Case ID: ad3d_100/html/1377-01.html
Source: Caselaw Access Project
Author: {"author": "", "license": "Public Domain", "url": "https://static.case.law/"}
Date Created: 2024-08-24T03:29:51.129683

Donald C. Quigley, Respondent, v Sheryn Burnette, Individually and Doing Business as Country Corner Store, Appellant.
    [954 NYS2d 300]
   Appeal from an order of the Supreme Court, Wayne County (John B. Nesbitt, A.J.), entered June 27, 2011. The order denied the motion of defendant for summary judgment.

It is hereby ordered that the order so appealed from is unanimously modified on the law by granting the motion in part and dismissing the complaint to the extent that the complaint, as amplified by the bill of particulars, alleges that defendant had actual notice of the allegedly dangerous condition and as modified the order is affirmed without costs.

Memorandum: Plaintiff commenced this action seeking damages for injuries that he sustained when he fell near the gasoline pumps in the parking lot of defendant’s store.
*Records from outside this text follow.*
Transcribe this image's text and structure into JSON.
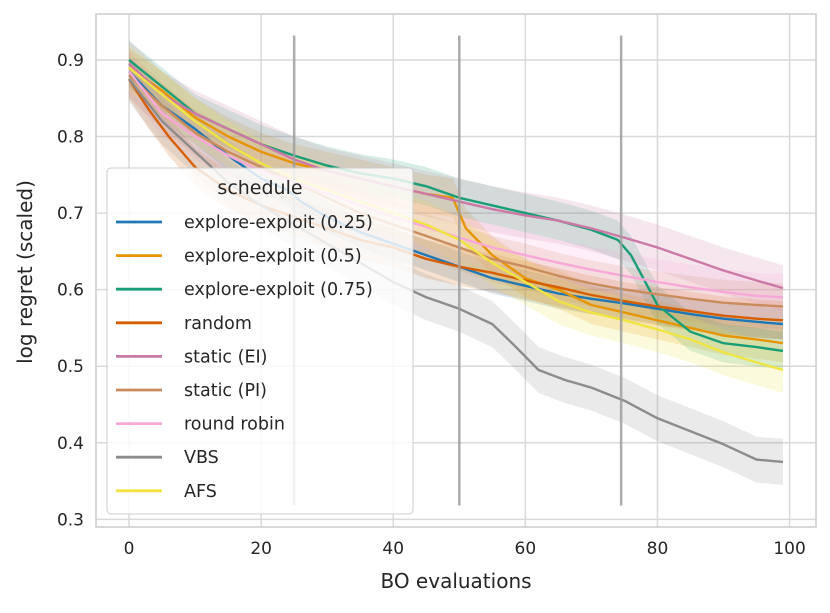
{
  "chart_data": {
    "type": "line",
    "xlabel": "BO evaluations",
    "ylabel": "log regret (scaled)",
    "xlim": [
      -5,
      104
    ],
    "ylim": [
      0.29,
      0.96
    ],
    "xticks": [
      0,
      20,
      40,
      60,
      80,
      100
    ],
    "yticks": [
      0.3,
      0.4,
      0.5,
      0.6,
      0.7,
      0.8,
      0.9
    ],
    "ytick_labels": [
      "0.3",
      "0.4",
      "0.5",
      "0.6",
      "0.7",
      "0.8",
      "0.9"
    ],
    "grid": true,
    "legend_title": "schedule",
    "legend_position": "lower-left",
    "vlines": {
      "x": [
        25,
        50,
        74.5
      ],
      "ymin": 0.318,
      "ymax": 0.932,
      "color": "#9e9e9e"
    },
    "series": [
      {
        "name": "explore-exploit (0.25)",
        "color": "#1f77b4",
        "x": [
          0,
          5,
          10,
          15,
          20,
          24,
          26,
          30,
          35,
          40,
          45,
          50,
          55,
          60,
          65,
          70,
          75,
          80,
          85,
          90,
          95,
          99
        ],
        "y": [
          0.885,
          0.84,
          0.81,
          0.775,
          0.745,
          0.73,
          0.715,
          0.695,
          0.675,
          0.66,
          0.645,
          0.63,
          0.615,
          0.605,
          0.595,
          0.588,
          0.582,
          0.575,
          0.568,
          0.562,
          0.558,
          0.555
        ],
        "band": 0.02
      },
      {
        "name": "explore-exploit (0.5)",
        "color": "#e69500",
        "x": [
          0,
          5,
          10,
          15,
          20,
          25,
          30,
          35,
          40,
          45,
          49,
          51,
          55,
          60,
          65,
          70,
          75,
          80,
          85,
          90,
          95,
          99
        ],
        "y": [
          0.89,
          0.86,
          0.825,
          0.8,
          0.78,
          0.765,
          0.755,
          0.745,
          0.735,
          0.725,
          0.72,
          0.68,
          0.645,
          0.615,
          0.6,
          0.58,
          0.57,
          0.56,
          0.55,
          0.54,
          0.535,
          0.53
        ],
        "band": 0.025
      },
      {
        "name": "explore-exploit (0.75)",
        "color": "#1a9e77",
        "x": [
          0,
          5,
          10,
          15,
          20,
          25,
          30,
          35,
          40,
          45,
          50,
          55,
          60,
          65,
          70,
          74,
          76,
          80,
          85,
          90,
          95,
          99
        ],
        "y": [
          0.9,
          0.865,
          0.83,
          0.81,
          0.79,
          0.775,
          0.762,
          0.752,
          0.745,
          0.735,
          0.72,
          0.71,
          0.7,
          0.69,
          0.678,
          0.665,
          0.645,
          0.58,
          0.545,
          0.53,
          0.525,
          0.52
        ],
        "band": 0.025
      },
      {
        "name": "random",
        "color": "#d55e00",
        "x": [
          0,
          3,
          6,
          10,
          15,
          20,
          25,
          30,
          35,
          40,
          45,
          50,
          55,
          60,
          65,
          70,
          75,
          80,
          85,
          90,
          95,
          99
        ],
        "y": [
          0.875,
          0.835,
          0.8,
          0.76,
          0.73,
          0.71,
          0.695,
          0.68,
          0.665,
          0.655,
          0.64,
          0.63,
          0.622,
          0.612,
          0.603,
          0.593,
          0.585,
          0.578,
          0.572,
          0.566,
          0.562,
          0.56
        ],
        "band": 0.025
      },
      {
        "name": "static (EI)",
        "color": "#cc79a7",
        "x": [
          0,
          5,
          10,
          15,
          20,
          25,
          30,
          35,
          40,
          45,
          50,
          55,
          60,
          65,
          70,
          75,
          80,
          85,
          90,
          95,
          99
        ],
        "y": [
          0.895,
          0.855,
          0.83,
          0.81,
          0.79,
          0.77,
          0.755,
          0.745,
          0.735,
          0.725,
          0.715,
          0.705,
          0.697,
          0.69,
          0.68,
          0.668,
          0.655,
          0.64,
          0.625,
          0.612,
          0.602
        ],
        "band": 0.03
      },
      {
        "name": "static (PI)",
        "color": "#ca8c5c",
        "x": [
          0,
          5,
          10,
          15,
          20,
          25,
          30,
          35,
          40,
          45,
          50,
          55,
          60,
          65,
          70,
          75,
          80,
          85,
          90,
          95,
          99
        ],
        "y": [
          0.88,
          0.84,
          0.805,
          0.78,
          0.76,
          0.74,
          0.72,
          0.7,
          0.685,
          0.67,
          0.655,
          0.64,
          0.63,
          0.618,
          0.608,
          0.6,
          0.594,
          0.588,
          0.583,
          0.58,
          0.578
        ],
        "band": 0.03
      },
      {
        "name": "round robin",
        "color": "#f7a8d8",
        "x": [
          0,
          5,
          10,
          15,
          20,
          25,
          30,
          35,
          40,
          45,
          50,
          55,
          60,
          65,
          70,
          75,
          80,
          85,
          90,
          95,
          99
        ],
        "y": [
          0.885,
          0.83,
          0.8,
          0.775,
          0.755,
          0.74,
          0.725,
          0.71,
          0.695,
          0.682,
          0.668,
          0.655,
          0.645,
          0.635,
          0.626,
          0.618,
          0.61,
          0.603,
          0.597,
          0.592,
          0.59
        ],
        "band": 0.03
      },
      {
        "name": "VBS",
        "color": "#8c8c8c",
        "x": [
          0,
          5,
          10,
          15,
          20,
          25,
          30,
          35,
          40,
          45,
          50,
          55,
          58,
          62,
          66,
          70,
          75,
          80,
          85,
          90,
          95,
          99
        ],
        "y": [
          0.875,
          0.82,
          0.78,
          0.74,
          0.71,
          0.685,
          0.66,
          0.635,
          0.61,
          0.59,
          0.575,
          0.555,
          0.53,
          0.495,
          0.482,
          0.472,
          0.455,
          0.432,
          0.415,
          0.398,
          0.378,
          0.375
        ],
        "band": 0.03
      },
      {
        "name": "AFS",
        "color": "#f0e442",
        "x": [
          0,
          5,
          10,
          15,
          20,
          25,
          30,
          35,
          40,
          45,
          50,
          55,
          60,
          65,
          70,
          75,
          80,
          85,
          90,
          95,
          99
        ],
        "y": [
          0.89,
          0.855,
          0.82,
          0.79,
          0.765,
          0.745,
          0.73,
          0.715,
          0.7,
          0.685,
          0.665,
          0.635,
          0.61,
          0.585,
          0.57,
          0.56,
          0.548,
          0.535,
          0.518,
          0.505,
          0.495
        ],
        "band": 0.03
      }
    ]
  }
}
Plaintiff alleges that he slipped and fell on an icy puddle that was formed by water running off the canopy above the fuel pumps onto the pavement below. Defendant moved for summary judgment dismissing the complaint on the grounds that she did not have actual or constructive notice of the allegedly dangerous condition or create the condition. We conclude that Supreme Court erred in denying the motion with respect to the allegation that defendant had actual notice of the allegedly dangerous condition but otherwise properly denied the motion. We therefore modify the order accordingly.

Defendant met her initial burden with respect to actual notice by submitting evidence that she was not aware of the allegedly dangerous condition, and plaintiff failed to raise a triable issue of fact in opposition (see Robertson v Masiello, 21 AD3d 1259, 1260 [2005]). Defendant failed to meet her initial burden with respect to constructive notice, however, and thus the court properly denied her motion to that extent (see generally Monroe v New York State Elec. & Gas Corp., 186 AD2d 1019, 1020 [1992]). In support of her motion, defendant submitted, inter alia, the deposition testimony of an employee who stated that there were no inspection procedures in place at the time of the accident and that he could not recall whether there had been any maintenance of the parking lot that day. “Thus, [defendant submitted no evidence to establish that the ice formed so close in time to the accident that [she] could not reasonably have been expected to notice and remedy the condition” (Rogers v Niagara Falls Bridge Commn., 79 AD3d 1637, 1638 [2010] [internal quotation marks omitted]; see Kimpland v Camillas Mall Assoc., L.P., 37 AD3d 1128, 1129 [2007]). Even assuming, arguendo, that defendant met her initial burden, we conclude that plaintiff raised a triable issue of fact sufficient to defeat that part of the motion (see generally Zuckerman v City of New York, 49 NY2d 557, 562 [1980]). Finally, we conclude that defendant failed to meet her initial burden of establishing that she did not create the allegedly dangerous condition (see Kimpland, 37 AD3d at 1128), and thus the court also properly denied her motion to that extent. Present — Fahey, J.P, Peradotto, Garni and Sconiers, JJ.